# 3 ms Iterative Solution (Beats 99.06%) C++ Using DP with Explaination

• DP is a 2D int vector which is of length N and each element corresponds to starting from this index what word length can I take. For example, if a string is "abcd" and the dict has "bc" and "bcd" then dp[1] would be a vector of {2,3}.
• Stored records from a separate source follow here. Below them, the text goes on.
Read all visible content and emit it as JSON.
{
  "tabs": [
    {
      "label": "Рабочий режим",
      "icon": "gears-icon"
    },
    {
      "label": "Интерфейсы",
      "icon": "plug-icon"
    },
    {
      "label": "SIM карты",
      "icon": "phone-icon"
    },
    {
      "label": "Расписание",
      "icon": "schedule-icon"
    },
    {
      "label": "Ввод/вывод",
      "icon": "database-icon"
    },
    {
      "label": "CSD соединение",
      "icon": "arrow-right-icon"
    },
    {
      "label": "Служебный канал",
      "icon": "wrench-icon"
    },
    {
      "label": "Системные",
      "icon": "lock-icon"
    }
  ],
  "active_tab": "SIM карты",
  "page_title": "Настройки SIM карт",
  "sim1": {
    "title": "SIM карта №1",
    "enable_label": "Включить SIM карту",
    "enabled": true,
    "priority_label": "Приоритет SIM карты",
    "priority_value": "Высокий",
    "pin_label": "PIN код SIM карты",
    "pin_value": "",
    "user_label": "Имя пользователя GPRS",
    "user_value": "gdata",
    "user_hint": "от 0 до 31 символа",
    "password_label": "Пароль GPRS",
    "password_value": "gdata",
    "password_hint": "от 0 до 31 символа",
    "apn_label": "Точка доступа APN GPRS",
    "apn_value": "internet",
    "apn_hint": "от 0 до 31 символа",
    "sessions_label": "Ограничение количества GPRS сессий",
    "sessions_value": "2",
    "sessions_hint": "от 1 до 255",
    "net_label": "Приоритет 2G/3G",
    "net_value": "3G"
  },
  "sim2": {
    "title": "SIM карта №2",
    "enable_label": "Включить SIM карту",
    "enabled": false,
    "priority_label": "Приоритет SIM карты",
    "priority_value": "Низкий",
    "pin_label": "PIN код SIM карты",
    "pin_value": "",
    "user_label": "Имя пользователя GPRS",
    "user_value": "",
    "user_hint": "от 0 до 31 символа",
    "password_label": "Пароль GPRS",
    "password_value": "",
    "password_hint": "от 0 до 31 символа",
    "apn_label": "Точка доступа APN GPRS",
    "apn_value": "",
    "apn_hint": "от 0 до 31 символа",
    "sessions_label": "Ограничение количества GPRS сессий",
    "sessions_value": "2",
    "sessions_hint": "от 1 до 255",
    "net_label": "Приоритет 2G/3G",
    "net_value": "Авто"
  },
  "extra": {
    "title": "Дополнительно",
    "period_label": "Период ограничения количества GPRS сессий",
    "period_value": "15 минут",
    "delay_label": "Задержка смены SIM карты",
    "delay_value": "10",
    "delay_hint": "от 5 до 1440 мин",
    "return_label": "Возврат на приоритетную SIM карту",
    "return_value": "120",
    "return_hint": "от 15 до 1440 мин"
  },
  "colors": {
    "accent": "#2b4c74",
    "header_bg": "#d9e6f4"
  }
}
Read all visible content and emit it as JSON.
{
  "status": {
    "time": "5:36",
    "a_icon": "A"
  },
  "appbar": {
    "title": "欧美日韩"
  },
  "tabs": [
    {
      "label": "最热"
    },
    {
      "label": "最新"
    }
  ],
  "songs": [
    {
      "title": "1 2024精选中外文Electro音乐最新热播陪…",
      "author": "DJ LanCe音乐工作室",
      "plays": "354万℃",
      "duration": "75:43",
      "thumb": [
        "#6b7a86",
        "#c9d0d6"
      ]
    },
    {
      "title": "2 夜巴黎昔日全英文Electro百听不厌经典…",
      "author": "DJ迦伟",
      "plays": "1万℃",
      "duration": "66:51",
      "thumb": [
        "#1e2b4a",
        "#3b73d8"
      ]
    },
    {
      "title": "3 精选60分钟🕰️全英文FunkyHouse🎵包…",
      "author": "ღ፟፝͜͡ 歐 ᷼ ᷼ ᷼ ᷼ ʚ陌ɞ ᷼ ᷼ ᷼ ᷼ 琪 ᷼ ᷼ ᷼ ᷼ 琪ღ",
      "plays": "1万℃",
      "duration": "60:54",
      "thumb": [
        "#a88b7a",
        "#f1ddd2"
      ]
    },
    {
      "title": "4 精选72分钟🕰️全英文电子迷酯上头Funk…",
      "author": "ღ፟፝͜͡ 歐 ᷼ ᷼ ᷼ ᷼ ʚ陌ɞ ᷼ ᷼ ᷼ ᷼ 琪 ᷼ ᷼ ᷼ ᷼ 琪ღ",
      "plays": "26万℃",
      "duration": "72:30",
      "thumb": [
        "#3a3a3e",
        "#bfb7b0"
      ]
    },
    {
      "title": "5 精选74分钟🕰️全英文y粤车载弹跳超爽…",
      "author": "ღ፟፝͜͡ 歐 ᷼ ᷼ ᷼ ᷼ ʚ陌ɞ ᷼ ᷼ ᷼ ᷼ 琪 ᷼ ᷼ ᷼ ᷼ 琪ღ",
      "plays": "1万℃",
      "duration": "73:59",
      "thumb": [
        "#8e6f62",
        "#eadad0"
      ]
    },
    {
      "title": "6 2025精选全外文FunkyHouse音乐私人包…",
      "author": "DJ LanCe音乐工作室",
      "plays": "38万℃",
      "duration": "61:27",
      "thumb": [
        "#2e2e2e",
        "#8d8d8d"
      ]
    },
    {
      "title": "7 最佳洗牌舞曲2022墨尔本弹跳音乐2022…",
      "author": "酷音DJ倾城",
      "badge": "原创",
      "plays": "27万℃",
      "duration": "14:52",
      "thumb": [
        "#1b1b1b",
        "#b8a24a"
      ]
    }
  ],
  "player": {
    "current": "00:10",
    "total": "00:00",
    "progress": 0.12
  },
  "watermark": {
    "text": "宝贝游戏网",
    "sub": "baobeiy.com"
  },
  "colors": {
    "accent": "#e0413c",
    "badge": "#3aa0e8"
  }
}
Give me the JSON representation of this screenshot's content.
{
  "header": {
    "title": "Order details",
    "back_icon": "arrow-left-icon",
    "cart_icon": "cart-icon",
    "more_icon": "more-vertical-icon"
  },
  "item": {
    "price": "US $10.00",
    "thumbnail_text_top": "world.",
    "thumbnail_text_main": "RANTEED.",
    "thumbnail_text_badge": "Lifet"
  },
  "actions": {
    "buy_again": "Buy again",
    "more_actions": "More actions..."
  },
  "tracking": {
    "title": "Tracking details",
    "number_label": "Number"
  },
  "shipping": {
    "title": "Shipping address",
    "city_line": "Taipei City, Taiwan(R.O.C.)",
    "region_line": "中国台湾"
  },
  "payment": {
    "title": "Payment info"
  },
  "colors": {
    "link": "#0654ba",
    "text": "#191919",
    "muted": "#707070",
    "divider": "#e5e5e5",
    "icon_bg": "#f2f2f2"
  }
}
We iterate from index j from N to 0. At each index, we check if the DP at that index is empty, if it is that means no word can start on that index so we just keep going. If it isn't empty then we try each unique word size backwards so s.substr(i - word_size, word_size) to see if it is in the dict. If it is then we update dp[i-word_size] to include word_size.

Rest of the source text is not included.